Pricing is a pretty basic business thing, but in healthcare, pricing is something that healthcare providers outsource to health plans.

How many patients participate in payment plans and what are the collection implications?

I look at things at a pretty macro level with InstaMed and what’s happening on our platform. We continue to see payment plans increase. We track on our platform how many payment plans exist at any one time and the value of those payment plans if they were all to be paid right at this time. It’s sort of like how a bank would track a loan portfolio — how many loans do I have outstanding and what’s the total asset base of all of those loans? That number continues to go up and up.

All of us today, when we’re seeing the larger charges in our healthcare lives, are in a situation where we didn’t plan to blow out a knee on a ski slope. We didn’t plan for that $2,000 worth of physical therapy. Unplanned events, for most of us in the United States, are events for which we don’t have cash readily available to tap. We may have to move money around or we may just not have the money.

More and more payment plans, when offered by the healthcare provider, will see immediate demand. Payment plans are a way for a healthcare providers to self-finance and increase the probability that they’re going get paid something rather than nothing. When you think about it, if you don’t offer a payment plan, you’re basically creating a binary outcome. You’re either going to get paid or you’re not.

When you create a payment plan, you take that binary outcome and create multiple outcomes. The probability of you getting nothing goes down, because you increase the probability of you getting one payment, or two payments, or three payments.
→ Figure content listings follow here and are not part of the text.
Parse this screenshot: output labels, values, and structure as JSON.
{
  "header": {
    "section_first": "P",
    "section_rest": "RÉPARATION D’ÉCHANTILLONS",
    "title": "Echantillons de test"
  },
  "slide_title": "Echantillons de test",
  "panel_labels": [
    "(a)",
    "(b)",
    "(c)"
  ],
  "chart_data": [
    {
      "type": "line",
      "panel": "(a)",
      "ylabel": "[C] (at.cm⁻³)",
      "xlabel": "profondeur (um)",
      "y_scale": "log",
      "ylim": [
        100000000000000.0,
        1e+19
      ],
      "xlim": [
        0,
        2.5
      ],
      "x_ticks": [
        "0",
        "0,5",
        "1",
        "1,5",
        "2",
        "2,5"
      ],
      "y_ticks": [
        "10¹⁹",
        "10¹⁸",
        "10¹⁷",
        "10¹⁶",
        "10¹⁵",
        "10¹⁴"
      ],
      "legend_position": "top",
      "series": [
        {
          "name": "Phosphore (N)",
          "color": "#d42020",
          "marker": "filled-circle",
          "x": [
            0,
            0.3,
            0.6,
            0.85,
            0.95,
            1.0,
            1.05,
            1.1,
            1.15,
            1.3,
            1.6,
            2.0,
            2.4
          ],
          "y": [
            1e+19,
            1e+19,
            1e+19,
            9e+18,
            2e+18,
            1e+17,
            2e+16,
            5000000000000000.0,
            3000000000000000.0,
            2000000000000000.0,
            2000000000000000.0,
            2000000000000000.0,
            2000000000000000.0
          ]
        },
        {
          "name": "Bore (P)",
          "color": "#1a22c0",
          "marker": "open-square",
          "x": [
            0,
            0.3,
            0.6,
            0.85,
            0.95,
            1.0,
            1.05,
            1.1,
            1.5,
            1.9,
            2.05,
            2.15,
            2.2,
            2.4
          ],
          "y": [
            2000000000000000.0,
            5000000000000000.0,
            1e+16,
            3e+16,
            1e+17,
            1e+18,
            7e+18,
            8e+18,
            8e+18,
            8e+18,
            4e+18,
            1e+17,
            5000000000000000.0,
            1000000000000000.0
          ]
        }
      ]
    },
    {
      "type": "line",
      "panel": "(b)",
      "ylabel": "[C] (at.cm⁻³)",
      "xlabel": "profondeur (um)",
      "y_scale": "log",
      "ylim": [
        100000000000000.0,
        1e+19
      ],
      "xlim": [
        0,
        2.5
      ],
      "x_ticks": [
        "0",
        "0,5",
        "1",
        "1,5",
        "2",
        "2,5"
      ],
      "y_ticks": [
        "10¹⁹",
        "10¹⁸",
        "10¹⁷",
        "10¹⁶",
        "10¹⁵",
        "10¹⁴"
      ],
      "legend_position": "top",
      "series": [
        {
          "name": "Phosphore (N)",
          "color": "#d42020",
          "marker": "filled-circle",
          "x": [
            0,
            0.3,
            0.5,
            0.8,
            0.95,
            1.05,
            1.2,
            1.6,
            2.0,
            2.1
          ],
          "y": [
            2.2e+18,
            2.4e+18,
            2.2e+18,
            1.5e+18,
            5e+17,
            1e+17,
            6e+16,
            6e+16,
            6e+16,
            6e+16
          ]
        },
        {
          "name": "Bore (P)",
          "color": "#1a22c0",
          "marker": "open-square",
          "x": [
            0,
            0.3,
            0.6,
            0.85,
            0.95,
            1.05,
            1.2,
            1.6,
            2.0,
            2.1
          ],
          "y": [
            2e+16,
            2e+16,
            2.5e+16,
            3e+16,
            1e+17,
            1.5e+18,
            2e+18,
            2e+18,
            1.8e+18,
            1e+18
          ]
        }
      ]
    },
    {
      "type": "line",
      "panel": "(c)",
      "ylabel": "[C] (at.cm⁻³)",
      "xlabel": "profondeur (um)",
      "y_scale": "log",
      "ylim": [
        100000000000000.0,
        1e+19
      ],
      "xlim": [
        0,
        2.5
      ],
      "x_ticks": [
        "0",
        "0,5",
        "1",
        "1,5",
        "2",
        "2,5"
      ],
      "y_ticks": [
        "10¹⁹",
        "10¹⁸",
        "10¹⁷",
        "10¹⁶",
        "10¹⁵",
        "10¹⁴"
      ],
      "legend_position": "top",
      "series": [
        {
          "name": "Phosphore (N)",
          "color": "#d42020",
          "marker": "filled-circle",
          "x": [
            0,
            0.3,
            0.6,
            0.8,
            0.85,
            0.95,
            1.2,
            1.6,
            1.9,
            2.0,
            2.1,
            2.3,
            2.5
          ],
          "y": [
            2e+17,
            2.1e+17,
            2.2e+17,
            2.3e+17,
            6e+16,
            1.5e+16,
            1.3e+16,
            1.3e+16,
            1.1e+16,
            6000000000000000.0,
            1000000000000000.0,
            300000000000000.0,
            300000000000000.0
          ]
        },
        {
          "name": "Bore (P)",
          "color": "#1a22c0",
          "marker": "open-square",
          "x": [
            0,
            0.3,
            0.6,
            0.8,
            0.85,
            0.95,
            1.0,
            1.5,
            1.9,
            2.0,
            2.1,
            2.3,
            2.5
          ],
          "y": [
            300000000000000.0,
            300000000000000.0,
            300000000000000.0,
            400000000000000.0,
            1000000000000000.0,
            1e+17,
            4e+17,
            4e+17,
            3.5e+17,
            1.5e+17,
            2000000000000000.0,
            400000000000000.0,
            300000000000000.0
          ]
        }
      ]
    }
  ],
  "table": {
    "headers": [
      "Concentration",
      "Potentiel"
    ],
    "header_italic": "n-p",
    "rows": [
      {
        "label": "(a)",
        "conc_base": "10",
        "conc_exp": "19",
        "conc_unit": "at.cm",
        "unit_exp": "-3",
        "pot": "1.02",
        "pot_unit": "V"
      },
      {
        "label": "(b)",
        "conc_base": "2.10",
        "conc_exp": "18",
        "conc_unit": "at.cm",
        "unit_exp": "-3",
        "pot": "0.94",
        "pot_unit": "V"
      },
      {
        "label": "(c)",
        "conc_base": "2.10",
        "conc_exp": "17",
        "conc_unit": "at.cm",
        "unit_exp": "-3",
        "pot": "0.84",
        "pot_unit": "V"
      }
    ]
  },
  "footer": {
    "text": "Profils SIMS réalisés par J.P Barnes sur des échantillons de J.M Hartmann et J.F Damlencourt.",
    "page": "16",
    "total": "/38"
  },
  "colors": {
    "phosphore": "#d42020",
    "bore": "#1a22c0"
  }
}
That’s a good thing when it comes to reducing bad debt and a tool that I think every healthcare provider should have and should think about what kind of business rules and policies they want to put in place when deploying a payment plan.

Do you have any final thoughts?

In healthcare payments today, a lot of hospitals and large healthcare provider groups who are favoring their banking relationship for payments are doing a disservice to their patients in delivering a consumer-friendly healthcare payment solution as well as a secure and fully point-to-point encrypted payment solution. It’s  important to understand how payments have evolved technologically across all industries, but also, how healthcare is this unique industry where the consumer is becoming more and more and more a part of the payment equation. You need to think about the consumer experience and think about the security that’s involved in point-to-point encryption when delivering a healthcare payment solution for patients.